Пряслинская баня была приметна не сама по себе — какие же особые приметы у черной бани? Она была приметна кустами — двумя черемшинами и пятком тоненьких рябинок, росшими возле сенцев.
Летом — что и говорить — приятный дух от черемшинок, но если бы эти кусты не были посажены отцом, Михаил и дня бы не держал их у бани. Приманка для ребят — вот что такое эти кусты. Особенно черемуха. Весной и осенью каждый пацан лезет на нее, а раз пацан возле бани — не бывать стеклу в окошке. Это уж точно. И в окошке пряслинской бани вечно торчит веник.
— Алё? — подал голос Михаил, входя в сенцы. — Есть жар?

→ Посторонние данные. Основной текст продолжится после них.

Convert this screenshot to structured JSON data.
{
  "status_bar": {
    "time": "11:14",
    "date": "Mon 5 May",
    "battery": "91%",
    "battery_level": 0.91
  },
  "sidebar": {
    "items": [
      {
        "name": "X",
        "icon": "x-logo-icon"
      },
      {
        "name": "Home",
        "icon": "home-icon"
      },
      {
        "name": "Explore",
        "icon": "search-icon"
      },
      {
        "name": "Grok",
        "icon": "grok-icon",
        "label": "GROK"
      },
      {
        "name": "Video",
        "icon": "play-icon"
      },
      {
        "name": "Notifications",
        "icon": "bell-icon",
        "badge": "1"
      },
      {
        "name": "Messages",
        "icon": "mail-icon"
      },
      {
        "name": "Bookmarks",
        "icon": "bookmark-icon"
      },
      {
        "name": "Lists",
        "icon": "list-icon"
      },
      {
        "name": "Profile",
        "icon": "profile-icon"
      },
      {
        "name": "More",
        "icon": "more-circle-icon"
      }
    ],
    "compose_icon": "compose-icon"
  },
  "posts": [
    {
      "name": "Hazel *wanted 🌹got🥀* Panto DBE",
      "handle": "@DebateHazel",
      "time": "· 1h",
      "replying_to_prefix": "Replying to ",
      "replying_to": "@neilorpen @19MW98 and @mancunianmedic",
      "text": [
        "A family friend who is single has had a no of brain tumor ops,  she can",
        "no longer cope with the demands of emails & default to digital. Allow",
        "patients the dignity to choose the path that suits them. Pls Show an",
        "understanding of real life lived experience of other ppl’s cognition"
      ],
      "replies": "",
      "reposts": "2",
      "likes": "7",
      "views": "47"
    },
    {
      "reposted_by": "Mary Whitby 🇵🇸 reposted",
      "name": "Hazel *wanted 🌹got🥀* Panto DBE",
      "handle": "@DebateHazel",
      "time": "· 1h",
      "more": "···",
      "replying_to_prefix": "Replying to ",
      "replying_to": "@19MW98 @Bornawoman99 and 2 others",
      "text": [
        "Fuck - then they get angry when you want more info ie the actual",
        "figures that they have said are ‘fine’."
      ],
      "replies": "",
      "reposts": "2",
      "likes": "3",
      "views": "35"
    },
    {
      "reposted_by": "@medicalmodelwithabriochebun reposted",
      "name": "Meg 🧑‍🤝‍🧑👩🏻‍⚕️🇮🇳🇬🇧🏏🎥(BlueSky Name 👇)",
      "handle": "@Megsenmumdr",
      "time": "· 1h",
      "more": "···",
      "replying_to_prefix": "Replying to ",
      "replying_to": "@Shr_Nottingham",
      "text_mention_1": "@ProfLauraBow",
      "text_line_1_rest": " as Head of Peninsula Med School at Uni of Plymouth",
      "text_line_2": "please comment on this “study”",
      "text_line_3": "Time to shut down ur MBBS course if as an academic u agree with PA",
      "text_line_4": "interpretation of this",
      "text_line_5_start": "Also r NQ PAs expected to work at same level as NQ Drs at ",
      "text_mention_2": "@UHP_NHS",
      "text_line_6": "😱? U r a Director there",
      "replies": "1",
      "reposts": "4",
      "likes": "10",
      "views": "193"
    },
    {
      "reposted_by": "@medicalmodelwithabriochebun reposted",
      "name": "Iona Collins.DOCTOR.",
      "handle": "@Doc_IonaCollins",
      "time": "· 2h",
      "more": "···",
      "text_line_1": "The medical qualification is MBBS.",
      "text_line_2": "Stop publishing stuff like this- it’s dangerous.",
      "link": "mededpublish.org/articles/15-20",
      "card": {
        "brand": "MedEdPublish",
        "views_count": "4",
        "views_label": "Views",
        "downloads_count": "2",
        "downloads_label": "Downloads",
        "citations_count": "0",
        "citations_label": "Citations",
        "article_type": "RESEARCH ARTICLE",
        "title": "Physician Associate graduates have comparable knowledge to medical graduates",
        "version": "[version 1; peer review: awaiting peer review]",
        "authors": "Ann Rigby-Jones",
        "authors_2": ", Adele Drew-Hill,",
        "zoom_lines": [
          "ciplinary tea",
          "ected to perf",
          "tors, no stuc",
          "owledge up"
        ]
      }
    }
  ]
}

— Есть, наверно. Мне с этим жаром-паром не на луну лететь, — замысловато ответил из бани Егорша.
В бане из-за веника в оконце было темновато, и Егорша, растянувшийся на полку, напомнил березовый кряжик. Михаил против него был мужик. Кожей смуглый — в материн род, а всем остальным — и костью, и силой — в отца.
Горбясь под низким черным потолком, он дотронулся пальцем до каменки хорошо накалена! — и зашуршал березовым веником.
Егорша панически приподнялся на полку:
— Ты что — опять будешь устраивать Африку?
— Да, надо немножко кровь разогнать. У меня что-то ухо правое ломит надуло, наверно, на реке.
— Ну, тут наши пути-дороги расходятся, — сказал Егорша.
— А ты знаешь, кого я сейчас видел?
— Кого? — спросил Егорша, слезая с полка.
— Попа!
— Какой это, к хрену, поп! Дурак старый — вот кто.